On a pu constater d’ailleurs qu’aux Etats-Unis, les mêmes principes ont été suivis, en application de la Constitution, dans l’affaire Clinton : le président des Etats-Unis a été mis en accusation, pour des questions relevant du droit commun, par la Chambre des représentants devant le Sénat constitué en Haute Cour sous la présidence du président de la Cour suprême. De même, en France, le Président de la République pourrait être mis en accusation par l’Assemblée nationale et le Sénat devant la Haute Cour de justice pour les faits qui lui sont reprochés. Il n’y a donc pas immunité de juridiction mais privilège de juridiction. Pourquoi ? Parce qu’aux Etats-Unis comme en France, la responsabilité politique du chef de l’Etat n’existant pas, multiplier les actions en justice contre lui devant les tribunaux ordinaires serait le moyen adéquat de l’amener à démissionner et donc en réalité de mettre en jeu sa responsabilité. C’est pourquoi, s’il doit y avoir mise en cause du chef de l’Etat, il faut que cela se fasse sous le contrôle de la représentation nationale, c’est-à-dire du Parlement. Ce qui est attristant aujourd’hui en France, c’est de constater que l’on n’hésite pas à piétiner le droit si cela est utile pour réaliser un coup politique. On n’hésite pas à déstabiliser les institutions, qui ont mis longtemps à s’installer et à s’imposer, pour gagner une bataille politique. Cela va de pair avec la tendance à toujours vouloir changer les institutions dont je parlais plus haut.

Avez-vous un message à faire passer aux étudiants ?
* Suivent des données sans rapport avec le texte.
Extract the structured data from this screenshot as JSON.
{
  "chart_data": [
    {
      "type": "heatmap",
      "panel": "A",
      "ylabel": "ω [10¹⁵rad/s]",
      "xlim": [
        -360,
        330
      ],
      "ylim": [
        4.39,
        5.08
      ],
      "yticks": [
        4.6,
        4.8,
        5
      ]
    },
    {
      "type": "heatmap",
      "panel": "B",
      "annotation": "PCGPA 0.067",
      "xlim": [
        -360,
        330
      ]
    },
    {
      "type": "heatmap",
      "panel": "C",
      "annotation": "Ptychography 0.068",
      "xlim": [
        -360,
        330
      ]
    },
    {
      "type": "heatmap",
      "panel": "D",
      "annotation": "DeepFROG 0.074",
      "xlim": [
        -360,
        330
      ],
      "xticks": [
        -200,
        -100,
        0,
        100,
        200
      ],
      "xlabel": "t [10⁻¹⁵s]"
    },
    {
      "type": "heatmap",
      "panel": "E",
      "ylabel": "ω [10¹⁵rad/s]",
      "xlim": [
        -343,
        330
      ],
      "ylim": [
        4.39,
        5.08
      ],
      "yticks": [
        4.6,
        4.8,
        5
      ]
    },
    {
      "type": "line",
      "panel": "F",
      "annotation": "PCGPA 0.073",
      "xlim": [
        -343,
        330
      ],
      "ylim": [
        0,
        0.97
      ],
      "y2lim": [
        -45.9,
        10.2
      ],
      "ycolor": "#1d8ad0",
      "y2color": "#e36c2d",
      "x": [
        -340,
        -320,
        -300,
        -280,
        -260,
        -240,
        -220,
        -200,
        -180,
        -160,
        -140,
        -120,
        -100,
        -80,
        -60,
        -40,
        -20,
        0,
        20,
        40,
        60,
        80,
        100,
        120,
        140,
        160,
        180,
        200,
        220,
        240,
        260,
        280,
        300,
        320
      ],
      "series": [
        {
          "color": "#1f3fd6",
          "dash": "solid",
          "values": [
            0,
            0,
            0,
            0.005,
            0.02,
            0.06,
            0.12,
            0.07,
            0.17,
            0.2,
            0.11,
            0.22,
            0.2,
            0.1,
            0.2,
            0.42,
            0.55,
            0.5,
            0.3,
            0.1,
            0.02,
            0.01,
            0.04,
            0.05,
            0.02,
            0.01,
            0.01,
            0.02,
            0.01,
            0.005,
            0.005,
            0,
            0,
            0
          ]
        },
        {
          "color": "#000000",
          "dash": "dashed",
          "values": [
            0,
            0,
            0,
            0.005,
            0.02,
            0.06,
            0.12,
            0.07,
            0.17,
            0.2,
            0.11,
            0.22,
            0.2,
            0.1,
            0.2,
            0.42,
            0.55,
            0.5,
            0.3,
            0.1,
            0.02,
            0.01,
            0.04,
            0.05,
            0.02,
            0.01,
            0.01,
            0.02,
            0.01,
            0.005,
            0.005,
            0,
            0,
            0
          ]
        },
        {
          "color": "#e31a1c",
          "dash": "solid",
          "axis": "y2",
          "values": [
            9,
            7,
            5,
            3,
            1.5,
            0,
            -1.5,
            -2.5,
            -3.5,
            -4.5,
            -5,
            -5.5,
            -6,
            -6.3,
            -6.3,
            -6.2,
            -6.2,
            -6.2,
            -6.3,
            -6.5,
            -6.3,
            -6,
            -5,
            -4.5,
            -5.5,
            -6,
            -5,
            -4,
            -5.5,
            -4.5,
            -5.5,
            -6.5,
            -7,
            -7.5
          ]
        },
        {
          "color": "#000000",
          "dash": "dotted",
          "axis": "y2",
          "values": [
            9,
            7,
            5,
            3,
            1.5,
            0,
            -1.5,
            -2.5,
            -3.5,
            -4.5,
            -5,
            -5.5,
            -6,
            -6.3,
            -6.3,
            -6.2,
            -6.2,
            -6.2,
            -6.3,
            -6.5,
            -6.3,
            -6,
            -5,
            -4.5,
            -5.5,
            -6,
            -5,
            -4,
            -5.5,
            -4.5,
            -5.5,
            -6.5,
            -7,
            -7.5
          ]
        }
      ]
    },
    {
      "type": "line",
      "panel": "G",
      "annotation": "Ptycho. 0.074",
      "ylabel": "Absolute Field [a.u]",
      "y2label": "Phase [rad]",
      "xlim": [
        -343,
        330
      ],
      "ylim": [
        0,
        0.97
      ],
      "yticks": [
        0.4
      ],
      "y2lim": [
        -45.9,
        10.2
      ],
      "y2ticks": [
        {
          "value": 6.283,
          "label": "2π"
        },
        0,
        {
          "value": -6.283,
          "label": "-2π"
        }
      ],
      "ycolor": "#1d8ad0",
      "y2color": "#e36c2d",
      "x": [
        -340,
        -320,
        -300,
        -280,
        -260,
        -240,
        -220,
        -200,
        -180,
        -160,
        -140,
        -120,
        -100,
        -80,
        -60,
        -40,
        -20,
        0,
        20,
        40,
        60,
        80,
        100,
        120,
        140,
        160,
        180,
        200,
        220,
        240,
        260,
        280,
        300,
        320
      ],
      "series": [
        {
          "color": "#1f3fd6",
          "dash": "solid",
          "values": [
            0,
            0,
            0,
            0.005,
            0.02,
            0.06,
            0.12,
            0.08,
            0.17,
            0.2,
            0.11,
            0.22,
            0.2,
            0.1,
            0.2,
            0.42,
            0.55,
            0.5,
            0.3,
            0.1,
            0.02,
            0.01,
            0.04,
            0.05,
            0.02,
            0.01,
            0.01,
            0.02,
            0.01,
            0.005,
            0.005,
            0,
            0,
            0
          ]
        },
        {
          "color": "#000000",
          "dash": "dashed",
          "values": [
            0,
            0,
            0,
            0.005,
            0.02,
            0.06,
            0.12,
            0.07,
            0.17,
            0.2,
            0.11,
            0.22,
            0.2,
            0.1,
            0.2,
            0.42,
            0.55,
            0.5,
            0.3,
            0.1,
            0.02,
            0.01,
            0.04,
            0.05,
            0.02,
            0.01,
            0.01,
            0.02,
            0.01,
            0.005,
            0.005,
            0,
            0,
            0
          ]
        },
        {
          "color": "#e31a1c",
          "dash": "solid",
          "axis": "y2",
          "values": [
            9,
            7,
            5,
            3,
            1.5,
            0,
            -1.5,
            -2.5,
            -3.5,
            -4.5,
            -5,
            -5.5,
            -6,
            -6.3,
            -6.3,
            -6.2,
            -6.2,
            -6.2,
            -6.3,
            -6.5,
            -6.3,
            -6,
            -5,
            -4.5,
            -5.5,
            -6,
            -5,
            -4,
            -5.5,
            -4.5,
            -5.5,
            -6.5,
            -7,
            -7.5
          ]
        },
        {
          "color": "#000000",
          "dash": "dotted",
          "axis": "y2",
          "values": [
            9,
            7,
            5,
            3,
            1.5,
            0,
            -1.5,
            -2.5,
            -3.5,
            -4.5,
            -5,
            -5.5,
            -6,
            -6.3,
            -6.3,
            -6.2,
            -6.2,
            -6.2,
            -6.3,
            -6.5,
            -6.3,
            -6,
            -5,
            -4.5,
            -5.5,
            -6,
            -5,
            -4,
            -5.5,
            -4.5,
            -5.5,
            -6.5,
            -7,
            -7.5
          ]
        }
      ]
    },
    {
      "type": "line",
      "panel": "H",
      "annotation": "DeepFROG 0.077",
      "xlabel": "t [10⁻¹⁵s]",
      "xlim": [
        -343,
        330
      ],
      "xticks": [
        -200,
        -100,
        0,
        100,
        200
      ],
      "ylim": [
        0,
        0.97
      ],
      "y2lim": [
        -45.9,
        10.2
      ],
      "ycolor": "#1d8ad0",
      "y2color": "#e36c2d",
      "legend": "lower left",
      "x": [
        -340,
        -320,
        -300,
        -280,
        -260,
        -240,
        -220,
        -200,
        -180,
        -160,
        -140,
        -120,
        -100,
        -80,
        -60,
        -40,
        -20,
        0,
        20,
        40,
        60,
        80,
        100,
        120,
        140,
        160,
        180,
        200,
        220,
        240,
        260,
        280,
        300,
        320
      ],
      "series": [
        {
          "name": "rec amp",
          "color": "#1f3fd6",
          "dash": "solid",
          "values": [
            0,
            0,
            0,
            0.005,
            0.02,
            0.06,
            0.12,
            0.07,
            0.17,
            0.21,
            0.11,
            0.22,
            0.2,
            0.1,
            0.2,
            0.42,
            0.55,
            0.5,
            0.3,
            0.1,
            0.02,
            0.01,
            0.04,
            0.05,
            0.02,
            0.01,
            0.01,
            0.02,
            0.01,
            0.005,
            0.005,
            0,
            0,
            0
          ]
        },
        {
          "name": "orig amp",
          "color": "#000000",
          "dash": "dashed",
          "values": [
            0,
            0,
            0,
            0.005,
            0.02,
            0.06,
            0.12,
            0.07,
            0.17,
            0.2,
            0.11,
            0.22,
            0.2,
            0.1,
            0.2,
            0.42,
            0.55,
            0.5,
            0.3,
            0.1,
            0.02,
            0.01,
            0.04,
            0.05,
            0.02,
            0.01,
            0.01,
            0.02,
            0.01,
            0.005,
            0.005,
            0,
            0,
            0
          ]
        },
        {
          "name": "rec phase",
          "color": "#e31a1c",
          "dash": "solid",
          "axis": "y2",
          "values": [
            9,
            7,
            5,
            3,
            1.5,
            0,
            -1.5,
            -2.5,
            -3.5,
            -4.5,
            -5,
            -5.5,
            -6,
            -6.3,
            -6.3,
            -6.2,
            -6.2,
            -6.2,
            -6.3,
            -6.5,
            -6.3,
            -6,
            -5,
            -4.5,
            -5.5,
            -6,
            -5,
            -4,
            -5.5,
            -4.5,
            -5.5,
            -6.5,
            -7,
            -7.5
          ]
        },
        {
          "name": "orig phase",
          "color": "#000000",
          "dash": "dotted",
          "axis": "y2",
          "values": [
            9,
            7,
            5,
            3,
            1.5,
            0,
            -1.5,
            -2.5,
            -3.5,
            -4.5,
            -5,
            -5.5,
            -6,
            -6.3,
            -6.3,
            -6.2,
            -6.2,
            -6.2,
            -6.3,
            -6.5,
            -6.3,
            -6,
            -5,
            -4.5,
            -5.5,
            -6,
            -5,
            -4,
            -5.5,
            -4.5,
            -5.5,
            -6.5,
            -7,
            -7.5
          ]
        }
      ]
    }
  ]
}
Le droit n’avait pas, jusqu’à récemment, une véritable importance dans la vie politique sous les 3e et 4e Républiques, ce qui comptait, c’était de savoir si, politiquement, on pouvait imposer telle ou telle solution ou réaliser tel "coup". Comme l’a dit en 1981 un député de la majorité en s’adressant à l’opposition "vous avez juridiquement tort parce que vous êtes politiquement minoritaires", ceci exprimait toute la philosophie de la classe politique avant que ne s’affirme la règle de droit en politique grâce au Conseil constitutionnel qui a affirmé en 1985 que "la loi ne représente la volonté nationale que dans le respect de la Constitution".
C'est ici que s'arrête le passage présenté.